Price series that are 21.5 years long for six agricultural futures markets, corn, soybeans, wheat, hogs, coffee, and sugar, exhibit time-varying volatility, carry long-range dependence, and portray excessive skewness and kurtosis, though they are covariance stationary. This suggests that the series contain nonlinear dynamics. ARCH and long memory are the two stochastic nonlinear models that are able to produce these symptoms. Though standard ARCH tests suggest that all series might contain ARCH effects, further diagnostics show that the series cannot be ARCH processes. The martingale difference null cannot be rejected by the ARCH model.
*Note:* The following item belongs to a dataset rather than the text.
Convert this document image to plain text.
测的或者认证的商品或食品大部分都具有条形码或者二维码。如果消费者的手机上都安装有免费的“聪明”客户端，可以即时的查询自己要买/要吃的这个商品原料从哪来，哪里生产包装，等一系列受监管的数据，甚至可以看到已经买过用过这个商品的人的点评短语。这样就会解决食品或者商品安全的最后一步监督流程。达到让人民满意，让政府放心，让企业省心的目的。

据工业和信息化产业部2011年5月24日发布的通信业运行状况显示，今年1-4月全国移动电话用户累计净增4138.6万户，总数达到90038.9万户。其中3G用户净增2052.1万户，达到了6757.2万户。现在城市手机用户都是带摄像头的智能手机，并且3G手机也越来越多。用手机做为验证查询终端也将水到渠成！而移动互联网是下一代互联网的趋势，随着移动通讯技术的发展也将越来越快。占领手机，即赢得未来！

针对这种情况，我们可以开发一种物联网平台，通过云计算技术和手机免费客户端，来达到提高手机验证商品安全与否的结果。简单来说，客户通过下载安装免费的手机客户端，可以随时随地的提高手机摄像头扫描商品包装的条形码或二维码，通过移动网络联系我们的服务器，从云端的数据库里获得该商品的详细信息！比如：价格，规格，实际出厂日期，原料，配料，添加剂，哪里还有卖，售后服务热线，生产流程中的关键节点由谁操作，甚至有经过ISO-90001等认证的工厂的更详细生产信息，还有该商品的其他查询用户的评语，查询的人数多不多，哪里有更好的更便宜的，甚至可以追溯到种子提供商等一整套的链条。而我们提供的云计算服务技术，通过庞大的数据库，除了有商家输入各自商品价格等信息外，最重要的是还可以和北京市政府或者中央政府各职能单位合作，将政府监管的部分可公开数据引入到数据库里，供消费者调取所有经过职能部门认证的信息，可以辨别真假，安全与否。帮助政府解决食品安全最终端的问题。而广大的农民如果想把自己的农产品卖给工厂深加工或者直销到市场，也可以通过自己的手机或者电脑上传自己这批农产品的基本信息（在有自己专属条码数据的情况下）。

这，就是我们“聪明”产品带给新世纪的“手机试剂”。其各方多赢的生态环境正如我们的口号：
Three long memory techniques, the classical R/S analysis, the modified R/S analysis, and the AFIMA model, are applied to test the martingale difference null against the long memory alternative. The nonparametric method, the classical R/S analysis, suggests there might be long memory structures in the series. However, two other more robust tests, the modified R/S analysis and the AFIMA model, confirm the case of sugar, but reject this proposition for the other five markets.